Events to mark Workers Memorial Day were organized by trade unions around the country.
Presiding over the New York Mass, Father Brian Jordan said that 166 workers have been killed on construction sites in the decade since the first mass to mark the deaths was held.
This includes 46 workers on union-organized sites and 116 nonunion workers. “All the deceased are remembered regardless of their status,” Jordan said. “We emphasize the dignity of each human person in the construction industry.” Those killed were “disproportionately likely to be immigrants and low-wage workers,” he said, and mostly undocumented.
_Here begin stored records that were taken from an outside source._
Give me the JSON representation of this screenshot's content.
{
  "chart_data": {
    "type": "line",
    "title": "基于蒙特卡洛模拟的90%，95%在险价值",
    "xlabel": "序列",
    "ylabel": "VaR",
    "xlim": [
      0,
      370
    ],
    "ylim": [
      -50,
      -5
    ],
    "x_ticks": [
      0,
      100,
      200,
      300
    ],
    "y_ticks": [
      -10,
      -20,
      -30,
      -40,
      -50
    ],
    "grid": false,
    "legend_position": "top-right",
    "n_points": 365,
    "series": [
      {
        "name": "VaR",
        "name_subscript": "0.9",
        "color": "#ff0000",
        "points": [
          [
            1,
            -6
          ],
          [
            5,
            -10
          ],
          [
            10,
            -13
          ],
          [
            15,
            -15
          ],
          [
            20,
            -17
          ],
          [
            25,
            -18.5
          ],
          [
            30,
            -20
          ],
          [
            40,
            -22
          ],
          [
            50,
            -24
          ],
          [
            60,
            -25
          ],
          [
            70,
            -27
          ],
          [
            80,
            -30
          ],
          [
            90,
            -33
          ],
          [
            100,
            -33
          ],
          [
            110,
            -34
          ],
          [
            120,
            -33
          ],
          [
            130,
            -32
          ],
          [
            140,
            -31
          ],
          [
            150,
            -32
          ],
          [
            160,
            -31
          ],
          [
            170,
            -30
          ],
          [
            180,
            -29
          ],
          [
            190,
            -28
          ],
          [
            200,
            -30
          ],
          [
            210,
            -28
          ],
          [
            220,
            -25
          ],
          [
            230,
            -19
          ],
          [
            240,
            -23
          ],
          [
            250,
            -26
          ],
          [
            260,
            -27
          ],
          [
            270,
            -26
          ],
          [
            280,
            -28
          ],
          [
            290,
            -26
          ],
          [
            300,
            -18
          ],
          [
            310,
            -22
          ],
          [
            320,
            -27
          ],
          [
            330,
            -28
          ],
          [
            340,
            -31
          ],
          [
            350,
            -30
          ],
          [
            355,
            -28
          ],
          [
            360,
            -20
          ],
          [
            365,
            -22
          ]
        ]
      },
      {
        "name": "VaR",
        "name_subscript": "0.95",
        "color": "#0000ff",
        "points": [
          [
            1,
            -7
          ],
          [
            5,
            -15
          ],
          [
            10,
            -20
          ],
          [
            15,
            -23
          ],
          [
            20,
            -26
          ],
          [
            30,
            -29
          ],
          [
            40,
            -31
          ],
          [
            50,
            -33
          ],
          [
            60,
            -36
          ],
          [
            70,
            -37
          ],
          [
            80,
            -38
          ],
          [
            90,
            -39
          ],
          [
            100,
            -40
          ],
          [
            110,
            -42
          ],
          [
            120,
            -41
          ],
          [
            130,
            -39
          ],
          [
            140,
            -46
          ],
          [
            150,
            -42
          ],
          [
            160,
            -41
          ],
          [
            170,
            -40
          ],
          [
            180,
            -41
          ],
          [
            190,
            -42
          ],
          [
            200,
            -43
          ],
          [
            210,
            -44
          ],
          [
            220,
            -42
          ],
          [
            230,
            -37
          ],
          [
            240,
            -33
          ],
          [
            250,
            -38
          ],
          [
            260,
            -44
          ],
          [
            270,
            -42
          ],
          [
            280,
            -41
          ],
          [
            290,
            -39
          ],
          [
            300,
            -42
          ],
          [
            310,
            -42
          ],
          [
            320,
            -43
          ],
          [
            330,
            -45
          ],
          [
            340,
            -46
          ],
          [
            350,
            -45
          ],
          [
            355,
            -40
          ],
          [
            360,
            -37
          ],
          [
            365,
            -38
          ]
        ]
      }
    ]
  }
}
The rising number of deaths in the industry is a consequence of the construction bosses’ profit-driven assaults on all workers, union and nonunion. This includes attacks on wages, speedup and disregard for safety.
One of those commemorated, Edgar Pazmino, 35, was killed March 13 on a construction site in Queens that was shut down four times for safety violations in 2017 by city authorities. The bosses there owe over $67,000 in fines, a small price for them to pay to continue profiting from conditions and speedup that endanger workers’ lives.
The ongoing deaths highlight the need for workers to build fighting unions that can organize and unite all construction workers to win workers control over production conditions and safety.